Male sex hormone behind people’s ego

Posted on 1 February 2012


ANI | Feb 1, 2012, 01.27PM IST

Too much testosterone can make us overvalue our own opinions and blind us to other people’s views, researchers have revealed.

The findings from the Wellcome Trust Centre for Neuroimaging at UCL (University College London) may have implications for how group decisions are affected by dominant individuals.

Previous research had shown that people given a boost of the hormone oxytocin tend to be cooperative.

Now, a new study has found that the hormone testosterone has the opposite effect – in other words, it makes people act less cooperatively and more egocentrically.

Dr Nick Wright and colleagues at the Wellcome Trust Centre for Neuroimaging at UCL carried out a series of tests using seventeen pairs of female volunteers who had previously never met. The test took place over two days, spaced a week apart. On one of the days, both volunteers in each pair were given a testosterone supplement; on the other day, they were given a placebo.

The researchers found that, as expected, cooperation enabled the group to perform much better than the individuals alone when individuals had received only the placebo.

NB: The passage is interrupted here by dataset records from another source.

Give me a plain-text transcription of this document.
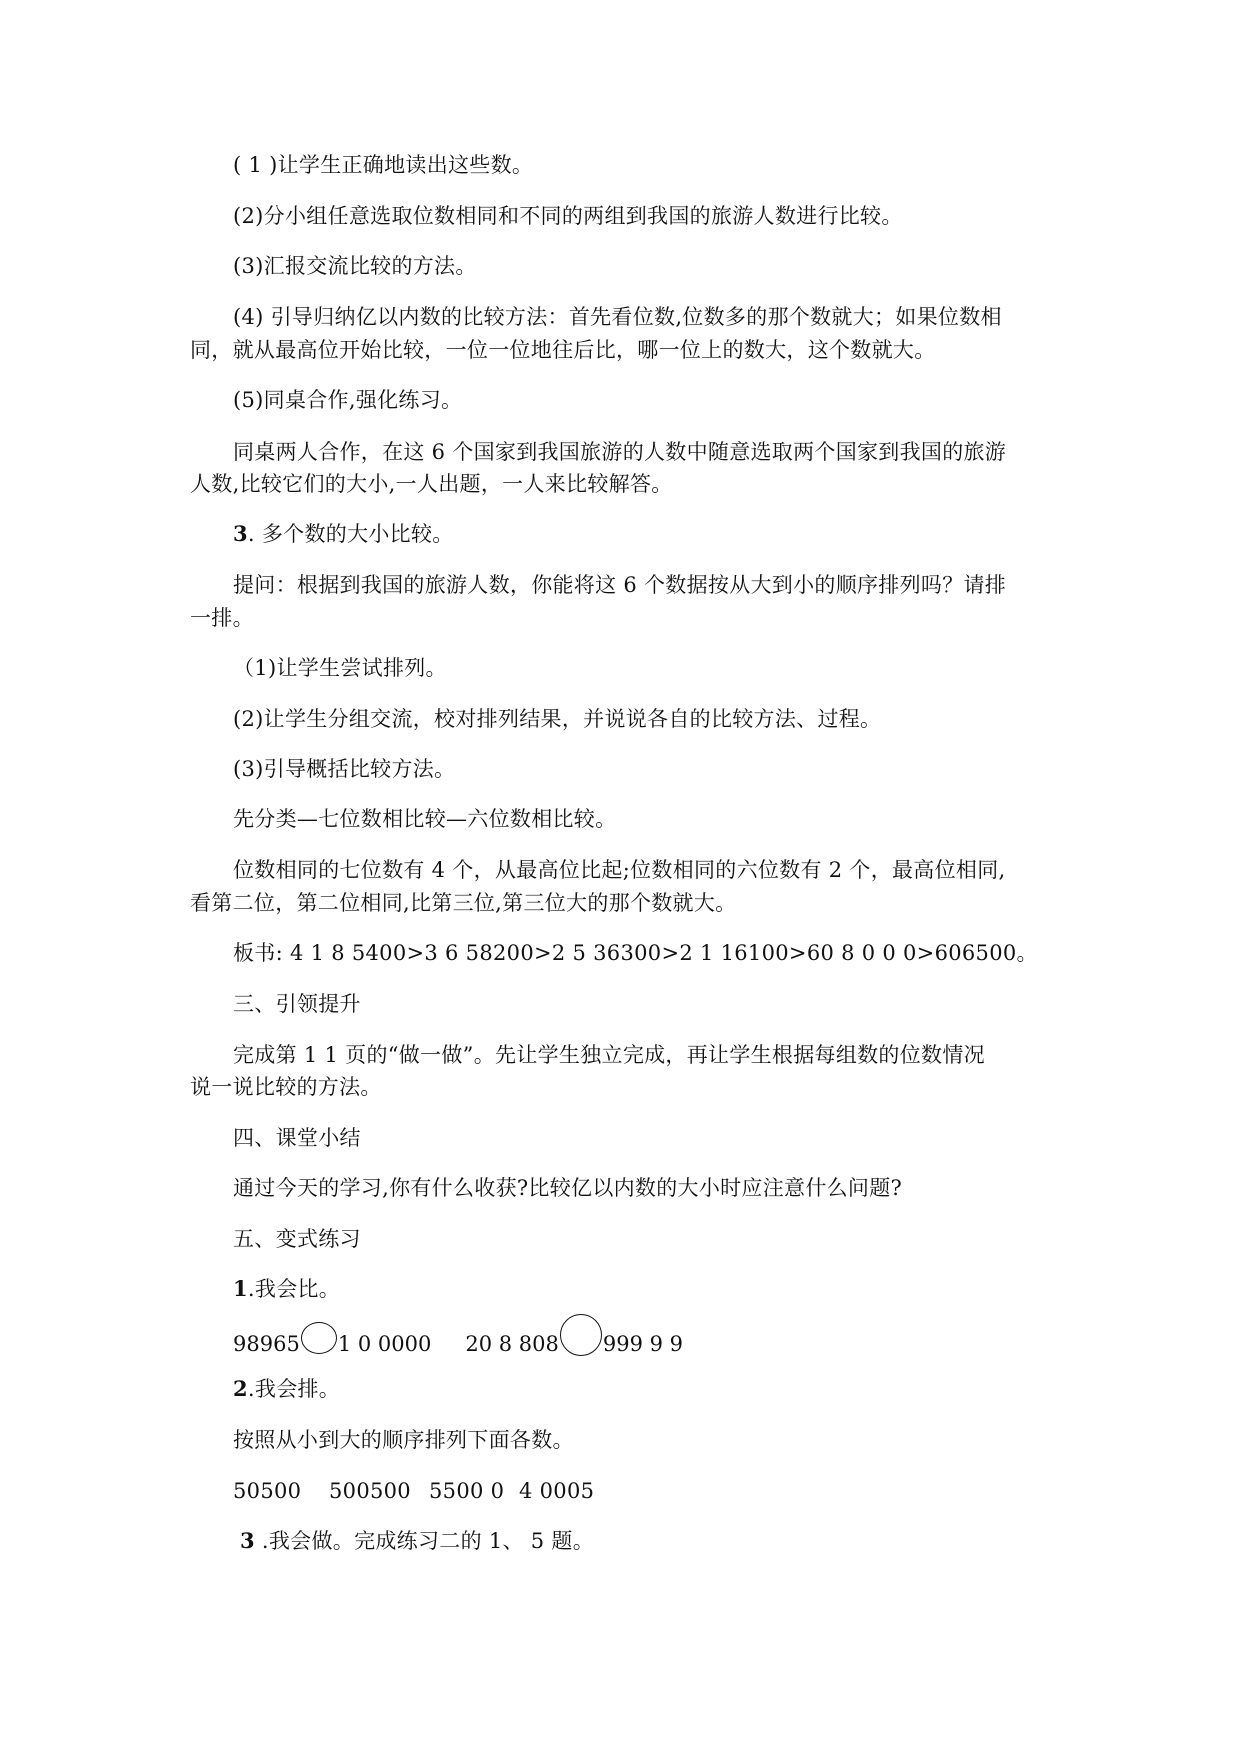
( 1 )让学生正确地读出这些数。
(2)分小组任意选取位数相同和不同的两组到我国的旅游人数进行比较。
(3)汇报交流比较的方法。
(4) 引导归纳亿以内数的比较方法：首先看位数,位数多的那个数就大；如果位数相
同，就从最高位开始比较，一位一位地往后比，哪一位上的数大，这个数就大。
(5)同桌合作,强化练习。
同桌两人合作，在这 6 个国家到我国旅游的人数中随意选取两个国家到我国的旅游
人数,比较它们的大小,一人出题，一人来比较解答。
3. 多个数的大小比较。
提问：根据到我国的旅游人数，你能将这 6 个数据按从大到小的顺序排列吗？请排
一排。
（1)让学生尝试排列。
(2)让学生分组交流，校对排列结果，并说说各自的比较方法、过程。
(3)引导概括比较方法。
先分类—七位数相比较—六位数相比较。
位数相同的七位数有 4 个，从最高位比起;位数相同的六位数有 2 个，最高位相同,
看第二位，第二位相同,比第三位,第三位大的那个数就大。
板书: 4 1 8 5400>3 6 58200>2 5 36300>2 1 16100>60 8 0 0 0>606500。
三、引领提升
完成第 1 1 页的“做一做”。先让学生独立完成，再让学生根据每组数的位数情况
说一说比较的方法。
四、课堂小结
通过今天的学习,你有什么收获?比较亿以内数的大小时应注意什么问题?
五、变式练习
1.我会比。
98965 1 0 0000 20 8 808 999 9 9
2.我会排。
按照从小到大的顺序排列下面各数。
50500 500500 5500 0 4 0005
3 .我会做。完成练习二的 1、 5 题。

But, when given a testosterone supplement, the benefit of cooperation was markedly reduced. In fact, higher levels of testosterone were associated with individuals behaving egocentrically and deciding in favour of their own selection over their partner’s.

“When we are making decisions in groups, we tread a fine line between cooperation and self-interest: too much cooperation and we may never get our way, but if we are too self-orientated, we are likely to ignore people who have real insight,” explained Dr Wright.

“Our behaviour seems to be moderated by our hormones – we already know that oxytocin can make us more cooperative, but if this were the only hormone acting on our decision-making in groups, this would make our decisions very skewed.

“We have shown that in fact testosterone also affects our decisions, by making us more egotistical. Most of the time, this allows us to seek the best solution to a problem, but sometimes, too much testosterone can help blind us to other people’s views. This can be very significant when we are talking about a dominant individual trying to assert his or her opinion in, say, a jury,” Dr Wright added.

The finding has been published in the journal Proceedings of the Royal Society B.